Induction of ER stress is also believed to result in upregulation of heme oxygenase-1 (HO-1) due to induction of ROS [76] and has a cytoprotective effect. There is limited information about its role in protection of melanoma against these products of ER stress but inhibitors of HO-1 such as zinc protoporphyrin and polymeric derivatives [27] may have a role in increasing apoptosis to ER stress-inducing agents [28].

Targeting anti-apoptotic proteins for destruction by the immune system

Much interest also exists in decreasing the resistance of tumor (melanoma) cells to apoptosis by inducing T cell responses against the proteins concerned. This subject is well reviewed elsewhere [4]. In particular, several members of the IAP family were shown to be targets of the immune system. One of these, survivin, was referred to as a universal tumor antigen [7] and both MHC class I [54] and class II [95] epitopes identified. Phase I studies against survivin have been conducted or are in progress in patients with bladder cancer and melanoma [3, 56] and breast cancer [117]. T cell responses against ML-IAP (Livin) were also reported to be common in melanoma patients. Spontaneous CTL responses have also been identified against Mcl-1 [6] and Bcl-XL [5], indicating that these two proteins may also be effective targets for immunotherapy.

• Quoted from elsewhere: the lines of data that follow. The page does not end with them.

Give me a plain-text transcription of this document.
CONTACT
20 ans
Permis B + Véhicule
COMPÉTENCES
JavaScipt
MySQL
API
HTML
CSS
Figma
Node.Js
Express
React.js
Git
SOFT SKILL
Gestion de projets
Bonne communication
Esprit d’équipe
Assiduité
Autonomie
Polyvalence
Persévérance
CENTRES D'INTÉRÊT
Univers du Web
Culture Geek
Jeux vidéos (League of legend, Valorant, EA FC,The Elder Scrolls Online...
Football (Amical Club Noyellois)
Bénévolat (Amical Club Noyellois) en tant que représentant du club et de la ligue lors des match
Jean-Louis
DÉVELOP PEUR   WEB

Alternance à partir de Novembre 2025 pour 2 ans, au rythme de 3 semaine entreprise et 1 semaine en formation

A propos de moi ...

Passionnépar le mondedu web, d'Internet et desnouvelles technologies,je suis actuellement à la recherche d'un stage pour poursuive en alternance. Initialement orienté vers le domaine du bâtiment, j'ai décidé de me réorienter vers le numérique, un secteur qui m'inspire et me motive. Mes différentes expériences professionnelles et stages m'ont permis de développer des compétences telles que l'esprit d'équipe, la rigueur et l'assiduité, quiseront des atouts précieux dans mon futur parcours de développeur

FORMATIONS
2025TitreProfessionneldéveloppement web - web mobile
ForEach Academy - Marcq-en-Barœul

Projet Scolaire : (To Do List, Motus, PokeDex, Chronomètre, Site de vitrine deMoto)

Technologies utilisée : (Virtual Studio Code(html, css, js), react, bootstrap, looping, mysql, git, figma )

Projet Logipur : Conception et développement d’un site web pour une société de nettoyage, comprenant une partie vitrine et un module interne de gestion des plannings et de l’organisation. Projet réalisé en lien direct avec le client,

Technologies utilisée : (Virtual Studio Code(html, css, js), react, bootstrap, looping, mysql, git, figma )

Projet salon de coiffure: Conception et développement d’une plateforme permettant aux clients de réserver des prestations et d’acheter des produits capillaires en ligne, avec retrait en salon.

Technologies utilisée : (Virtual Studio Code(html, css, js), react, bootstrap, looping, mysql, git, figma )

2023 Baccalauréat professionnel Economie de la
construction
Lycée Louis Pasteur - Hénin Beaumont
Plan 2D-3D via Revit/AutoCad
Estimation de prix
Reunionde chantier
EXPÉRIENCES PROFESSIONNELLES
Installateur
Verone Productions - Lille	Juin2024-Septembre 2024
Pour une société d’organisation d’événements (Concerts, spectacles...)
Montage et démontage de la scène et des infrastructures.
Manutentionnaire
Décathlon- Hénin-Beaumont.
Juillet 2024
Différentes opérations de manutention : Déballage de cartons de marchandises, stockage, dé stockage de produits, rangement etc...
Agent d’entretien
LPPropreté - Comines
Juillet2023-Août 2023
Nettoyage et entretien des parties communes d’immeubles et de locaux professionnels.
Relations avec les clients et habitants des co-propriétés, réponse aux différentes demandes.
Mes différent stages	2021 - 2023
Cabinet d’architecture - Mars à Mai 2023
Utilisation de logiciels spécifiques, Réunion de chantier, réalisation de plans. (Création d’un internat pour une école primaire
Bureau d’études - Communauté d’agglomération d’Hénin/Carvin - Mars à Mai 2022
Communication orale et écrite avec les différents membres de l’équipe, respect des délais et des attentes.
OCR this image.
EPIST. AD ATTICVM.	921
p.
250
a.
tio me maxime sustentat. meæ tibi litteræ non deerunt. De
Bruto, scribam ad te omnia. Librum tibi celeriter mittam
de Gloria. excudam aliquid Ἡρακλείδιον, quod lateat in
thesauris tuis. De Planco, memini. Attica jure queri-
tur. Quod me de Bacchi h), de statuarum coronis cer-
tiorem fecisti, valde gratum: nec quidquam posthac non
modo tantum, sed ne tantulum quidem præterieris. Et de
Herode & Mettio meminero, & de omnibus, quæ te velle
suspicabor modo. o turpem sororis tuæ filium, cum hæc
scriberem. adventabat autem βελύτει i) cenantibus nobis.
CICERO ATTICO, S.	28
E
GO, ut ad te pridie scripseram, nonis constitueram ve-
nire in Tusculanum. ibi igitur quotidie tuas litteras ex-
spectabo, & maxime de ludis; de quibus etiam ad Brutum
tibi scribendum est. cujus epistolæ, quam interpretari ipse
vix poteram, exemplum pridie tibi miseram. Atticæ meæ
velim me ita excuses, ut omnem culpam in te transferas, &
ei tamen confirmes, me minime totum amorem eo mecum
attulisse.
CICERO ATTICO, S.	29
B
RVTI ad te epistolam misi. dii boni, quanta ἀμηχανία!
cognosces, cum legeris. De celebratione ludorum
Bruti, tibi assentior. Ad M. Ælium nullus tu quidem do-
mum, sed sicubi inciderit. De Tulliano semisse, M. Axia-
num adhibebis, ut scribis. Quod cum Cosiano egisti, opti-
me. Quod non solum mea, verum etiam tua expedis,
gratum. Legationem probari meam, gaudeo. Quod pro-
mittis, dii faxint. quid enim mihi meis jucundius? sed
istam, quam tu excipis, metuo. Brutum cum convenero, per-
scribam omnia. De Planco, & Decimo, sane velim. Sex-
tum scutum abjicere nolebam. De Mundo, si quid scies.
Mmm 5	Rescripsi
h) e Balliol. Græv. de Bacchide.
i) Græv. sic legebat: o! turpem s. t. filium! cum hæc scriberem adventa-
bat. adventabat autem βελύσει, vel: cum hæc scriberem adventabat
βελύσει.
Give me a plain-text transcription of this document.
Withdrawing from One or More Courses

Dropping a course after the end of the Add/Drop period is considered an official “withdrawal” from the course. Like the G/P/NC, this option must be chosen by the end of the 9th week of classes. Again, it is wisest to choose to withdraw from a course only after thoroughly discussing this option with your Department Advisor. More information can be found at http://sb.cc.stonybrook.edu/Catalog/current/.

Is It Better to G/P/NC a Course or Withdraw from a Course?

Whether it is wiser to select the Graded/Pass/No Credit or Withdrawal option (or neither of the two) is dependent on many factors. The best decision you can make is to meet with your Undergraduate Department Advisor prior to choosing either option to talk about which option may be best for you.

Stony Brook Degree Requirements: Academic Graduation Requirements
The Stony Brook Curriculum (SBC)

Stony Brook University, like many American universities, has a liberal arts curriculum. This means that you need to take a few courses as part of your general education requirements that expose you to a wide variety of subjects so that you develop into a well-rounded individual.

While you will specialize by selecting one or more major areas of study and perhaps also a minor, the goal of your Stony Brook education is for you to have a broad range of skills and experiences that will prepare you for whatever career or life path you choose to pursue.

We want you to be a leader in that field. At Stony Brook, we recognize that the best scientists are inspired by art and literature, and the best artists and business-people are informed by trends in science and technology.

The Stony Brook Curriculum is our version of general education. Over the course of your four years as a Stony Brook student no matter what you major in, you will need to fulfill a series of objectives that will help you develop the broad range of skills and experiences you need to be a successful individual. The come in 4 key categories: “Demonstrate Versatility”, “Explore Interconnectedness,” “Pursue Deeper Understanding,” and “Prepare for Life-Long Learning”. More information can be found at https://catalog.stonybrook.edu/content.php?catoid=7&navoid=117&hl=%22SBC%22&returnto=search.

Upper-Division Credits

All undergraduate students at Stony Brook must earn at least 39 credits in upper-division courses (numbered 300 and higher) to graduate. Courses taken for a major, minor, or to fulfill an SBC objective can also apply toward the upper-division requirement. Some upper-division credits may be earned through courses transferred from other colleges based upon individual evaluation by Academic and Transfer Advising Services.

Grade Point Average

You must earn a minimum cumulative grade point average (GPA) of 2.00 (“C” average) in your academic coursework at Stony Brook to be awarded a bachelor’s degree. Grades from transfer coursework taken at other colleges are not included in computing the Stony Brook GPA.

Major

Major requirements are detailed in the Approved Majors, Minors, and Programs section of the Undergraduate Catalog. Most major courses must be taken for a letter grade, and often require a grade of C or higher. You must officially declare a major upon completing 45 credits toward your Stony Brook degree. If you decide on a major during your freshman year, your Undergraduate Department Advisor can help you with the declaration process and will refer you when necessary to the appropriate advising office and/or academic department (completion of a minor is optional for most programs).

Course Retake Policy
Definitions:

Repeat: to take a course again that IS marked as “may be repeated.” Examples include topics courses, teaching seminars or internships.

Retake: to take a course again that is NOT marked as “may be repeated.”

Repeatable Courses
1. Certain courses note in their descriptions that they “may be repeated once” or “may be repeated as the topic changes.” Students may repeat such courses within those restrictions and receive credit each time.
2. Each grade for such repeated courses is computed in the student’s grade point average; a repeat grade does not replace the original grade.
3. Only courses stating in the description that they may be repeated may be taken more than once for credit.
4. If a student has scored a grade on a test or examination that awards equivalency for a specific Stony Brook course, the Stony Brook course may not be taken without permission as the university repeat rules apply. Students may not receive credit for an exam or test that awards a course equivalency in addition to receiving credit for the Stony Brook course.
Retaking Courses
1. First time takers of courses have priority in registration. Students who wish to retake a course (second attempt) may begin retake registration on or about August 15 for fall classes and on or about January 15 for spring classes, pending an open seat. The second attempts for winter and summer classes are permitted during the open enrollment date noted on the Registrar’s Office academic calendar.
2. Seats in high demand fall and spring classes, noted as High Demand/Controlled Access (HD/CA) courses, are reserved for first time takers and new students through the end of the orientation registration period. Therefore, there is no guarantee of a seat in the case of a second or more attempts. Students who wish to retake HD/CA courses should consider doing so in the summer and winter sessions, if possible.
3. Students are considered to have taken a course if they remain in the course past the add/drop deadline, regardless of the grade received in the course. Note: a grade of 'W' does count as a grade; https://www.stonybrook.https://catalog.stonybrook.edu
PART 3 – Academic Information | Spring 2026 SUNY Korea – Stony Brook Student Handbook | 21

It is also possible that immunotherapy against Mcl-1 may be complementary to treatment with ABT-737, which is limited in effectiveness due to lack of specificity against Mcl-1 (see above).

Conclusion

Increased knowledge concerning cell death pathways used by lymphocytes to kill cancer cells and the availability of many new agents that can inhibit resistance pathways against apoptosis have set the scene for new approaches to immunotherapy based on combinations with the new agents. This includes immunotherapy, not only with vaccines but logically also with adoptive immunotherapy and CTLA4 antibodies. Several agents appear particularly promising, e.g. agents which directly target the anti-apoptotic proteins in melanoma would appear to provide much scope for sensitization of melanoma to immunotherapy but it is also possible that inhibitors of signal pathways, which regulate expression of these proteins may be equally effective. Similarly, agents such as Bortezomib and Histone deacetylase inhibitors may find their true role as sensitizers of melanoma to immunotherapy. Evaluation of these drugs in patients undergoing immunotherapy with vaccines, cytokines, adoptive immunotherapy or CTLA4 antibodies in well-planned clinical trials is now needed.